SV Türk Gücü Hildesheim feiert das Double

3:1 im Kreispokal-Finale gegen Hüddessum/Machtsum

Der SV Türk Gücü Hildesheim hat eine herausragende Saison am Pfingstmontag mit dem Gewinn des Kreispokals gekrönt. Auf der Sportanlage des FC Concordia Hildesheim setzte sich der frischgebackene Kreismeister im Endspiel vor über 850 Zuschauern verdient mit 3:1 gegen die SpVgg Hüddessum/Machtsum durch – und machte damit das Double perfekt.

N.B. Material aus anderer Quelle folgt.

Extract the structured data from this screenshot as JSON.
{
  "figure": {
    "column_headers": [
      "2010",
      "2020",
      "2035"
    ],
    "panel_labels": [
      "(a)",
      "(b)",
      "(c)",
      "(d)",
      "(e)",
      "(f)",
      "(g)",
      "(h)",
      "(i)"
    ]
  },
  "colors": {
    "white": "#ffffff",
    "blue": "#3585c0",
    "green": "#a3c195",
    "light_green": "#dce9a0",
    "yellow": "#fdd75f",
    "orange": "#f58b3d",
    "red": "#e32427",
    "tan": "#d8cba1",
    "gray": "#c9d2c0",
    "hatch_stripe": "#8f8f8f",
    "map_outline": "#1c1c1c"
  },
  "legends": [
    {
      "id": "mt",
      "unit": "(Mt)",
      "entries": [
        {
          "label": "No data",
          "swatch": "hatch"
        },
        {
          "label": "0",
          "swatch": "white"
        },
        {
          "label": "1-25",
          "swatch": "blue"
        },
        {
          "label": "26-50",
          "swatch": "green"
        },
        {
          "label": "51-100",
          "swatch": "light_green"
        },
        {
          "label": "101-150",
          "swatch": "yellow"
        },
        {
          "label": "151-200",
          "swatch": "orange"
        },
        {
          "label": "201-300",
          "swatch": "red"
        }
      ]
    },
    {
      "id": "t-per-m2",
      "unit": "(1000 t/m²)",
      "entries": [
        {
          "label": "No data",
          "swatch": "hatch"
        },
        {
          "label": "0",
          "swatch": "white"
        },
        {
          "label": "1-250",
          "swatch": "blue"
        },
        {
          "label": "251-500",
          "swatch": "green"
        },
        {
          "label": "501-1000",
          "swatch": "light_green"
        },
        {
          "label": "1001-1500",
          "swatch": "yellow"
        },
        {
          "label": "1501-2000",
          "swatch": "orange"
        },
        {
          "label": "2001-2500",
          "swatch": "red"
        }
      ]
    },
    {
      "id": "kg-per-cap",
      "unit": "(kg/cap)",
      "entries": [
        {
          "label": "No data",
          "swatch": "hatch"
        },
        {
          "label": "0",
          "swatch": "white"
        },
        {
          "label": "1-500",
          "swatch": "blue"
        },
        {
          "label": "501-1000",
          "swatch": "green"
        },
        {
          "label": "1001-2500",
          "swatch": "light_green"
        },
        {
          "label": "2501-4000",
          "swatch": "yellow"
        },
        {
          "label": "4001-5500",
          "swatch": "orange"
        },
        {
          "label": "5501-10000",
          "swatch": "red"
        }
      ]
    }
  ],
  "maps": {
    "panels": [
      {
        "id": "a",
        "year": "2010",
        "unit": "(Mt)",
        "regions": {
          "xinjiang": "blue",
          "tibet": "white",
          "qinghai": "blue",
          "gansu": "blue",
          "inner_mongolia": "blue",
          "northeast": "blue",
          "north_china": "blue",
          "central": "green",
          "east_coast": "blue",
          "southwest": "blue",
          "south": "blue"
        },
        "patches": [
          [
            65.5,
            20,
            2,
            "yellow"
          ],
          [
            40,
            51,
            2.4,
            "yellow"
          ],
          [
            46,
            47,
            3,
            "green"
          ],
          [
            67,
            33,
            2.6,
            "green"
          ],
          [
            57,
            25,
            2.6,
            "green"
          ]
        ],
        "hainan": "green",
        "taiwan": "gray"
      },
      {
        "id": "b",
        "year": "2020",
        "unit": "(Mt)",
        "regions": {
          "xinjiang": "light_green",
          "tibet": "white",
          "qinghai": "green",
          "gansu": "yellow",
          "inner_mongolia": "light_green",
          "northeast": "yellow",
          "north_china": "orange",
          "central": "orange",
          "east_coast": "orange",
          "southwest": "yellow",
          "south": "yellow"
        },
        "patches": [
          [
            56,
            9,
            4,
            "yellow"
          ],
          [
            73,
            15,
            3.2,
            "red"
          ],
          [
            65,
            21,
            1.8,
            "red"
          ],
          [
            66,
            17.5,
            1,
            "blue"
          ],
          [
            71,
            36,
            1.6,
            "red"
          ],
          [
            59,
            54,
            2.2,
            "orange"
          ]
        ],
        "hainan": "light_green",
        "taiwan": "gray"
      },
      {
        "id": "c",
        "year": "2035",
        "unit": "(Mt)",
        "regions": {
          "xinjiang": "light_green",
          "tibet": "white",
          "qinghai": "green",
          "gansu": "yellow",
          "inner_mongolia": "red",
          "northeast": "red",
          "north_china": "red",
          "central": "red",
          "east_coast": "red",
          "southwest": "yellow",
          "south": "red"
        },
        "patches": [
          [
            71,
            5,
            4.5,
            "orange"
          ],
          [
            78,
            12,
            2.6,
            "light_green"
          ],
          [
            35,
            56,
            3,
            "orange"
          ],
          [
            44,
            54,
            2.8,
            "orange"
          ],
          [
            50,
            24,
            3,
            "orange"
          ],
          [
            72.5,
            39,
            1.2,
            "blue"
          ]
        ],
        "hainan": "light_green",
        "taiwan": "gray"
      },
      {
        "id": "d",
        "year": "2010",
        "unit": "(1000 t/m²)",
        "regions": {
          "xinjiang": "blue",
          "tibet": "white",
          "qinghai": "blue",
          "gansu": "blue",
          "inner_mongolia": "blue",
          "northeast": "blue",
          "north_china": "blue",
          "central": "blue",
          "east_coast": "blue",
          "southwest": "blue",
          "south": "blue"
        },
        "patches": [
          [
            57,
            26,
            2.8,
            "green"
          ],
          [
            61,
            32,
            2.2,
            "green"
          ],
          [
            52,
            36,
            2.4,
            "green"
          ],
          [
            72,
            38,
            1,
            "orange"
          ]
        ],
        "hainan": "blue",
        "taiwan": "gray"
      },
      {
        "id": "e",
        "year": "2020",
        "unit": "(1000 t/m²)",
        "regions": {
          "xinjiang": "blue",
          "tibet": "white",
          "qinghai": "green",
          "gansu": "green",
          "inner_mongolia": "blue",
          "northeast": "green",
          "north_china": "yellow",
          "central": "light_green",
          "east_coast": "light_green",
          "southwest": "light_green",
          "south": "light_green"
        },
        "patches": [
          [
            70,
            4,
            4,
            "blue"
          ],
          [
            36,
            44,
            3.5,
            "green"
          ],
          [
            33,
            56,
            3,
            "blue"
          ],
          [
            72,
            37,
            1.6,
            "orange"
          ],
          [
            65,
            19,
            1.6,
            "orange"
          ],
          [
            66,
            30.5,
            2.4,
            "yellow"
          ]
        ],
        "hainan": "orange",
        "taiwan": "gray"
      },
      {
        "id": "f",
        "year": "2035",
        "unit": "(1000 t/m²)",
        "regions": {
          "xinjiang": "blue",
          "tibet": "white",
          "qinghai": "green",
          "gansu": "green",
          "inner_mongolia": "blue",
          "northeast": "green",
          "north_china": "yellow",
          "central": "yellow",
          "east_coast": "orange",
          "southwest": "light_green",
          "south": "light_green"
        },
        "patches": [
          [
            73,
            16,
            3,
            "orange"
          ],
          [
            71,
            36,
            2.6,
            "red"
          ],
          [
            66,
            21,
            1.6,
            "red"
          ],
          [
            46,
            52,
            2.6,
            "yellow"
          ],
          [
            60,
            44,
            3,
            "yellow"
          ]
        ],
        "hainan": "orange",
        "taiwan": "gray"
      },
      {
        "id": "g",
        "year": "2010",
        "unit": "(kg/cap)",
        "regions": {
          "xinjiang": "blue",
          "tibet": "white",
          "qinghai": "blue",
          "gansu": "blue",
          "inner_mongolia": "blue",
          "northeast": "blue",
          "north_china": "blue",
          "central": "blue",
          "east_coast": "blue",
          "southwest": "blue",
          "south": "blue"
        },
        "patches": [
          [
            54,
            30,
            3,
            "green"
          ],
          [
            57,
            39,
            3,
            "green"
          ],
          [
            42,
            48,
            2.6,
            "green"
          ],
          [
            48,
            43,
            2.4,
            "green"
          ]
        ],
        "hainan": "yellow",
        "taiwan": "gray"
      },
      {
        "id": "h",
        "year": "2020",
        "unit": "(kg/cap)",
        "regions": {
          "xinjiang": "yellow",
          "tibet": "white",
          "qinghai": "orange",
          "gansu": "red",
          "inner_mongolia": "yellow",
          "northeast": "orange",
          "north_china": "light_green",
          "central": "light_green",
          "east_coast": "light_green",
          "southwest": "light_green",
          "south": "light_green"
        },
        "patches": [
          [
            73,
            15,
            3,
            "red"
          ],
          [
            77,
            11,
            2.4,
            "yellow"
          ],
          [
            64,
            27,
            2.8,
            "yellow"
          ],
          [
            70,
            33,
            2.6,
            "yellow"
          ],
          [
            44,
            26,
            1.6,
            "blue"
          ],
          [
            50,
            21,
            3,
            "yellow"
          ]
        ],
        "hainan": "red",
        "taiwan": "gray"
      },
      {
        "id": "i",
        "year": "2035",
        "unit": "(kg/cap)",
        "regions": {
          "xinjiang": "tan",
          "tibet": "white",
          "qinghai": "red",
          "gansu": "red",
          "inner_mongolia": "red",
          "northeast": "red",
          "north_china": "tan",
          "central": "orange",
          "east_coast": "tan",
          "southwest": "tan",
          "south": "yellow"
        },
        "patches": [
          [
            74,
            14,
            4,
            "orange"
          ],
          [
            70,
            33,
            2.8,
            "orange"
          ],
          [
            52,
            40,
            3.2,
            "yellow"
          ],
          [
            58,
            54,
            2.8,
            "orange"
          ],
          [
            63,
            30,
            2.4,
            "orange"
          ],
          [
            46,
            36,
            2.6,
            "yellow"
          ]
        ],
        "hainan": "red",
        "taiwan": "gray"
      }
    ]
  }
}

Die Mannschaft von Trainer Hassan Atas dominierte insbesondere die erste Halbzeit und ging nach einem Foul an Nils Kirchhoff durch einen sicher verwandelten Strafstoß von Ulrich Tchakounte Leukeu mit 1:0 in Führung (19. Minute). Kurz vor der Pause war es erneut Tchakounte Leukeu, der nach einem schnellen Konter auf 2:0 erhöhte (41.). Die Antwort der Machtsumer folgte prompt: Nach einer Ecke von Robin Grove köpfte Johannes Sauer zum 2:1-Anschluss ein (43.).
Nach dem Seitenwechsel blieb die Partie umkämpft. Eine hitzige Szene inklusive Rudelbildung sorgte in der 75. Minute für eine mehrminütige Unterbrechung, nach der Schiedsrichter René Döbber mehrere Gelbe Karten verteilte – eine Rote wäre möglich gewesen. Die endgültige Entscheidung fiel in der 81. Minute, als der eingewechselte Kremtim Berisha einen weiteren Foulelfmeter zum 3:1 verwandelte.
„Wir haben in der ersten Halbzeit die Grundlage für den Sieg gelegt“, sagte TG-Coach Atas nach der Partie. „Unser Ziel war das Double – das haben wir erreicht. Jetzt freuen wir uns auf die neue Herausforderung in der Bezirksliga.“


Das Endspiel fand im Rahmen der Jubiläumsfeier zum 115-jährigen Bestehen des FC Concordia Hildesheim statt. Neben dem sportlichen Höhepunkt sorgten auch ein Einlagespiel der C-Junioren und die Auftritte der „Gators“-Cheerleader für beste Unterhaltung auf der gut gefüllten Anlage. NFV-Kreisvorsitzender Andreas Wiese lobte beide Teams für ihre sportlich faire Leistung und verabschiedete im Rahmen der Siegerehrung den langjährigen Staffelleiter Manfred Beisenherz.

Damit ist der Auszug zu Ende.